Magdeburg. - „Ich liebe Wege“, sagt der Maler und Grafiker Knut Müller und lädt dazu ein, in der Magdeburger Galerie „Himmelreich“ durch seine „Landschaften“ zu wandern. Knapp 50 meist kleinformatige Gemälde, Grafiken und Objekte füllen derzeit die Wände der Galerie in der Danzstraße, die zur Vernissage eingeladen hatte.
Menschen passen da nicht
Es sind dystopische Szenerien, die Knut Müller schafft: Verlassene Dörfer im Hang, halb fertige (oder zerstörte?) Burganlagen, scheinbar lebensfeindliche Lebensräume. In allen Landschaften ist zwar das Wirken des Menschen zu sehen, aber keine Menschen. „Es passt eben nicht“, sagt Knut Müller, Jahrgang 1963, der an der Hochschule für Grafik und Buchkunst in Leipzig Malerei und Grafik studierte, unter anderem bei Arno Rink.
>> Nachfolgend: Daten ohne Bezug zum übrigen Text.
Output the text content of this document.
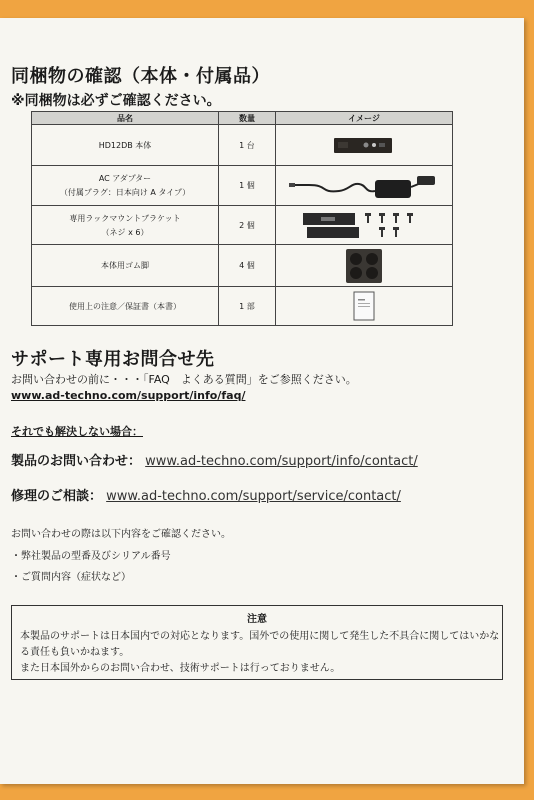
同梱物の確認（本体・付属品）
※同梱物は必ずご確認ください。
品名	数量	イメージ
HD12DB 本体	1 台	

AC アダプター
（付属プラグ：日本向け A タイプ）	1 個	

専用ラックマウントブラケット
（ネジ x 6）	2 個	

本体用ゴム脚	4 個	

使用上の注意／保証書（本書）	1 部	
サポート専用お問合せ先
お問い合わせの前に・・・「FAQ　よくある質問」をご参照ください。
www.ad-techno.com/support/info/faq/
それでも解決しない場合：
製品のお問い合わせ： www.ad-techno.com/support/info/contact/
修理のご相談： www.ad-techno.com/support/service/contact/
お問い合わせの際は以下内容をご確認ください。
・弊社製品の型番及びシリアル番号
・ご質問内容（症状など）
注意
本製品のサポートは日本国内での対応となります。国外での使用に関して発生した不具合に関してはいかな
る責任も負いかねます。
また日本国外からのお問い合わせ、技術サポートは行っておりません。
Während des Kunststudiums in den Jahren 1984 bis 1989 sei ihm das Sujet der Landschaft „sehr nahe gewesen“. Doch es brauchte einen 25 Jahre währenden Umweg über die abstrakte und konkrete Kunst, über die musikalische Komposition und über die Entwicklung von Computerspielen, bis die Landschaftsmalerei wieder Teil von Knut Müllers Arbeit werden sollte. Müller hat auf diesem kreativen Umweg viele Elemente der Abstraktion, der PC-Spielegestaltung und der Musik aufgesammelt, die nun in seine neuen Landschaften einfließen.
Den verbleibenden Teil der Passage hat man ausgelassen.